NLRB plans to issue a proposed rule on joint-employer statusReprints
The National Labor Relations Board plans to issue a proposed rule on the controversial issue of joint-employer status no later than this summer, Chairman John F. Ring wrote in a letter to three U.S. senators Tuesday.
Mr. Ring was writing in response to a May 29 letter from Sens. Elizabeth Warren, D-Mass., Bernie Sanders, I-Vt., and Kirsten Gillibrand, D-N.Y., expressing “strong concerns” that the agency will issue a regulation “that would undermine labor rights clarified” in the NLRB’s 2015 Browning-Ferris rule.
In that rule, the then-Democrat-controlled board held a company need only have indirect control of a worker, and not even exercise that control, to be considered a joint employer.
The rule was briefly discarded last year by a Republican-controlled board, but then restored because of a possible conflict of interest.
The NLRB said in May it was considering issuing a rule on the standard, which led to the senators’ letter. But Mr. Ring used stronger language in his letter Tuesday, writing that “candor requires me to inform you that the NLRB is no longer merely considering joint-employer rulemaking,” and a majority of the board is committed to engaging in it.
He wrote that the agency is working toward issuing a notice of proposed rulemaking “as soon as possible, but certainly by this summer.”
Mr.
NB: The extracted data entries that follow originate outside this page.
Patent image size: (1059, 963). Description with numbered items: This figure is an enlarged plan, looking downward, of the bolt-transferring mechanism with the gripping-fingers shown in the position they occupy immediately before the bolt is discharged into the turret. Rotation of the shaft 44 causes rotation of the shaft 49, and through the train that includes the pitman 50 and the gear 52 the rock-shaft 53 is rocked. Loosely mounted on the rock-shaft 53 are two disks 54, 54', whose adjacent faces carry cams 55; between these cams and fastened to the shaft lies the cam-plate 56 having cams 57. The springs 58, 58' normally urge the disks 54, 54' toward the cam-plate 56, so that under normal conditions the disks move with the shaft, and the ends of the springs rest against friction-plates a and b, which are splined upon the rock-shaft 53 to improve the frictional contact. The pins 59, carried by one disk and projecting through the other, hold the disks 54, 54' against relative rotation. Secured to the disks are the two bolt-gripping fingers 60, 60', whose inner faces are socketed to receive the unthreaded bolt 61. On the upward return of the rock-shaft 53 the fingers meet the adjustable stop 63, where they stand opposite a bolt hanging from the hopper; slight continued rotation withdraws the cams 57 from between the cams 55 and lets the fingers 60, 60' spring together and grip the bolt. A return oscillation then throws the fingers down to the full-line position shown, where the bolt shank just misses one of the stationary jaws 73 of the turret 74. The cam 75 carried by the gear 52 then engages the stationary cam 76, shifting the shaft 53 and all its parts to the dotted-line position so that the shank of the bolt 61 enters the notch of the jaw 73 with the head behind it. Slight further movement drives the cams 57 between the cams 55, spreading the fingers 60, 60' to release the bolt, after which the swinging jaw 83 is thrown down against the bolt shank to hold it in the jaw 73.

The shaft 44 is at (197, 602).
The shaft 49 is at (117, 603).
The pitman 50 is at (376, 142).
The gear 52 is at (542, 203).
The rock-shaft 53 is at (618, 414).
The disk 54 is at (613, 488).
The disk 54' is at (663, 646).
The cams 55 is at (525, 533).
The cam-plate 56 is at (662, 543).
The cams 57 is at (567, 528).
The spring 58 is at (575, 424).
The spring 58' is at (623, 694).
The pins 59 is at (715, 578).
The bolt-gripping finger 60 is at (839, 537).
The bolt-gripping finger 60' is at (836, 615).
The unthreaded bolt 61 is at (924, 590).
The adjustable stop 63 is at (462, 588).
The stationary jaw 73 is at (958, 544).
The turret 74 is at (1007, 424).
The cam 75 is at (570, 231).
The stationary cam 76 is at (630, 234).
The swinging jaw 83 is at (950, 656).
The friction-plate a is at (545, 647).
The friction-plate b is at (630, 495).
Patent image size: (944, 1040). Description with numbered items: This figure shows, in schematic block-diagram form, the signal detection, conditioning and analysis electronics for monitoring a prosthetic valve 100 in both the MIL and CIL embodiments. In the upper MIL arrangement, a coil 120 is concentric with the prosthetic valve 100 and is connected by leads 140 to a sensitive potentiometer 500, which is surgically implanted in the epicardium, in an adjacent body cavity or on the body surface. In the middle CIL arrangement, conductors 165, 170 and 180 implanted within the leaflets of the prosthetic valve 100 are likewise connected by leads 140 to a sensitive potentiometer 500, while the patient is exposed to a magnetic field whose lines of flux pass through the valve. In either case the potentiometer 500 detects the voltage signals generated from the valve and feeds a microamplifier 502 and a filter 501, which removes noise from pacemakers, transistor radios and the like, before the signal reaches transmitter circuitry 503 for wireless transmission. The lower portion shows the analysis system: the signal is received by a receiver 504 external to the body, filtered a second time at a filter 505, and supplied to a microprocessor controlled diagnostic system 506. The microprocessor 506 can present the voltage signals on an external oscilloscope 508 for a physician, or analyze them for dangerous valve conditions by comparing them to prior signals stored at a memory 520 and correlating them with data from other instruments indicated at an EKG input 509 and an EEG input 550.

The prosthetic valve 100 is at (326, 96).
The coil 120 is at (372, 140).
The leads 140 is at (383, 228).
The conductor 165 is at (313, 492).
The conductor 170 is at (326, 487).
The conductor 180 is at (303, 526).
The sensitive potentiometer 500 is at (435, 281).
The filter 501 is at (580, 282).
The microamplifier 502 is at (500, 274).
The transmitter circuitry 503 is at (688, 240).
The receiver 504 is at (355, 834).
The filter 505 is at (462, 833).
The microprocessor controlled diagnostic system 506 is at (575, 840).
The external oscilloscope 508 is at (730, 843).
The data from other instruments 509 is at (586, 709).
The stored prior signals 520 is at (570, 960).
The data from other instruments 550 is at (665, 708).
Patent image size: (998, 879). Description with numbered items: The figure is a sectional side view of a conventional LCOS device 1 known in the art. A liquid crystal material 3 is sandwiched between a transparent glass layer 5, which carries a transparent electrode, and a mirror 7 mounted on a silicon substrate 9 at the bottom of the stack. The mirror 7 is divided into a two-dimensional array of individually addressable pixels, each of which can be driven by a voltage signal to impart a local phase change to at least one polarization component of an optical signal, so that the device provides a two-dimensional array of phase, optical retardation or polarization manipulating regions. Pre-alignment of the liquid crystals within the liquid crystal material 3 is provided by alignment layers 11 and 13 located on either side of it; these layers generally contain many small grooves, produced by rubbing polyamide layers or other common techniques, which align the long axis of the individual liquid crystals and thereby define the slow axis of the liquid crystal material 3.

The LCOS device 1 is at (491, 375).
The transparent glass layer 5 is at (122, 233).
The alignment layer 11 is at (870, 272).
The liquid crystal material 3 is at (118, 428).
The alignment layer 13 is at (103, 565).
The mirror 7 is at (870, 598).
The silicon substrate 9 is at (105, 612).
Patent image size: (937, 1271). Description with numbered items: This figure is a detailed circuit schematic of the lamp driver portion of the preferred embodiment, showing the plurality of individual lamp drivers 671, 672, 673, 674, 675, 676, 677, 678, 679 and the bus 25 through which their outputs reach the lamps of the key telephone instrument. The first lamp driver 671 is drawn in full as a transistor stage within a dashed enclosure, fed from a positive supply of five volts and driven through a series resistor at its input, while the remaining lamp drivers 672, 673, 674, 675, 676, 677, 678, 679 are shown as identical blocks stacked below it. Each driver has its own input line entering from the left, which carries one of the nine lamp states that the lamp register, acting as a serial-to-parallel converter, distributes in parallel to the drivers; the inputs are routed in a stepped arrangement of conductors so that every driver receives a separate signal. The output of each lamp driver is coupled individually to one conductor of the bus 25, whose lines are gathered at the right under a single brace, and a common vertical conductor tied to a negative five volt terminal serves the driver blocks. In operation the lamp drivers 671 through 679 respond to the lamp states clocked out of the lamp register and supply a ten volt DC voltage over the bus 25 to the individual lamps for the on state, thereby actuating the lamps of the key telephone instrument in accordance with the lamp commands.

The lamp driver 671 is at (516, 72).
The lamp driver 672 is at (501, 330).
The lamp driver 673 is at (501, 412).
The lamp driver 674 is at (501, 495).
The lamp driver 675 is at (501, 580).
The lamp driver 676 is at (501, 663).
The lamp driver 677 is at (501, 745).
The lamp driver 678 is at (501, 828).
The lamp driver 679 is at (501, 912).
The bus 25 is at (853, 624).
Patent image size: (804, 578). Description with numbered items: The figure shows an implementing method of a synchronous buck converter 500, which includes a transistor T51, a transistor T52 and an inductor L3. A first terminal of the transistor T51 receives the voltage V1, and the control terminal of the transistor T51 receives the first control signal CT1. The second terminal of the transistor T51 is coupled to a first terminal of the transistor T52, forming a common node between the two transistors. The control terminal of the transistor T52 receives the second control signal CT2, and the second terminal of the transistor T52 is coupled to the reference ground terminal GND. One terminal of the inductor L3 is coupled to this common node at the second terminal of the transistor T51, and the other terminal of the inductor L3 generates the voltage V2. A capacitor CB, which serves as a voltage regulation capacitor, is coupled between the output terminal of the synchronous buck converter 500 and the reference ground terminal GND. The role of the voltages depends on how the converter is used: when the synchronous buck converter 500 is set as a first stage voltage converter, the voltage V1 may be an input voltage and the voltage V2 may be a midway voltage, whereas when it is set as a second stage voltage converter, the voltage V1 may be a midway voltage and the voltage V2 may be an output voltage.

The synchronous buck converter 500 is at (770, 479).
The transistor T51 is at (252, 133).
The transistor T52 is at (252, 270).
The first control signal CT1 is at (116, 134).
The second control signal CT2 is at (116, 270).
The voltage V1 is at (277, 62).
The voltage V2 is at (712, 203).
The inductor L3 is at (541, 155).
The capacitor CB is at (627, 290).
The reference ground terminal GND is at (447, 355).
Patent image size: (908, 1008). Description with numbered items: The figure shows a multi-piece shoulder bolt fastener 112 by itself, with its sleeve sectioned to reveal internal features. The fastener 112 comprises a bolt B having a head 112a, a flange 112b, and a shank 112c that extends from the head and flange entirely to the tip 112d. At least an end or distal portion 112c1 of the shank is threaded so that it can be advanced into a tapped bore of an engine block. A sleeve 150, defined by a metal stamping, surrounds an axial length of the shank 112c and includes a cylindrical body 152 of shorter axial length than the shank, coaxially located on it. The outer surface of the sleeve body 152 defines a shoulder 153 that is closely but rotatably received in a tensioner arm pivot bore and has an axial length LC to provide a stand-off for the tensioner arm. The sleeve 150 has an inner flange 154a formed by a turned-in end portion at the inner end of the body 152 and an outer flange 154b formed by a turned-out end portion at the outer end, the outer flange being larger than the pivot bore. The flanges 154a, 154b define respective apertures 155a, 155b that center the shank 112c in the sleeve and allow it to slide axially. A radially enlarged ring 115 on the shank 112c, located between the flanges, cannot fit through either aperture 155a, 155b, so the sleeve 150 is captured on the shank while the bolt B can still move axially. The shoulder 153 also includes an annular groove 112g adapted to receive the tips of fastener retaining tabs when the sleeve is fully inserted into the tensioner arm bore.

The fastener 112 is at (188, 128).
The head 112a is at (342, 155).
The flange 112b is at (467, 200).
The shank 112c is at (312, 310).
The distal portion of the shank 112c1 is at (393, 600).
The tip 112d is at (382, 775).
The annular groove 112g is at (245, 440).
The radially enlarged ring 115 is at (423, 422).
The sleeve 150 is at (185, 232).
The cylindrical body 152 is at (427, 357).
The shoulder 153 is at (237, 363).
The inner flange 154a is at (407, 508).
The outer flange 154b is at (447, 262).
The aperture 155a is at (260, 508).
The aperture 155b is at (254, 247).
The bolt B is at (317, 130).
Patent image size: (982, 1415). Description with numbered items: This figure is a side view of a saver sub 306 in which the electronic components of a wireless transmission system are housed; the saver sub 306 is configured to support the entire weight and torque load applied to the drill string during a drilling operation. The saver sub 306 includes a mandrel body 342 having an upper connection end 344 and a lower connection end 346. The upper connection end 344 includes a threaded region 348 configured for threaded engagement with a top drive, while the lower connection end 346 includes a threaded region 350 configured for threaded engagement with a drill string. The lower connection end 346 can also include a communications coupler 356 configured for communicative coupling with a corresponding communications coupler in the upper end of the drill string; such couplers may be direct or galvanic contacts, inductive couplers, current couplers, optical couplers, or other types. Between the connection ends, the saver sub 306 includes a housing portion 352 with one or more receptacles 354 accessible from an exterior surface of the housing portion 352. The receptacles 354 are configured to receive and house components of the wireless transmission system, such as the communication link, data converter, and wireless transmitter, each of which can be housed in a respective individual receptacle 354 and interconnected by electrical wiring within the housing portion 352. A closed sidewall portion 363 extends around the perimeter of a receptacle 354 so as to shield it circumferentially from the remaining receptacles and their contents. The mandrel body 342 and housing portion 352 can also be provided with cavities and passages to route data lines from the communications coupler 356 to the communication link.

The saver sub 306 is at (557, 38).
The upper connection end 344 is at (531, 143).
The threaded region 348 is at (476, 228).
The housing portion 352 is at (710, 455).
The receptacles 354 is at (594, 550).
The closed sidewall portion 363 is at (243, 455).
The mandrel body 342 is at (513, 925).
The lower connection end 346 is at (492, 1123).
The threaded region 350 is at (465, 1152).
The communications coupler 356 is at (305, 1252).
Ring wrote that rather than deciding the issue with a “traditional case-by-case adjudication,” rulemaking “is appropriate for the joint-employer subject because it will permit the Board to consider and address the issues in a comprehensive manner and to provide the greatest guidance.”
Mr. Ring wrote that rulemaking applies only prospectively. “Thus, by establishing the standard for determining joint-employer status through rulemaking, the Board immediately frees its stakeholders from any concern that actions they take today may wind up being evaluated under a new legal standard announced months or years from now.”
The senators’ letter also said Mr. Ring’s public statements indicate he has prejudged the issue. In response, Mr. Ring wrote in the letter, “Although I have an open mind and will consider all comments we receive from interested parties, I will not pretend that I am devoid of opinions on the subject of the joint-employer standard, any more than my predecessors.”
He concludes the letter, however, by stating the District of Columbia Circuit Court has said agency officials should be disqualified from rulemaking when they have “an unalterably closed mind” on matters critical to a proceeding’s disposition. “I assure you, senators, that absolutely is not the case with me,” Mr. Ring wrote.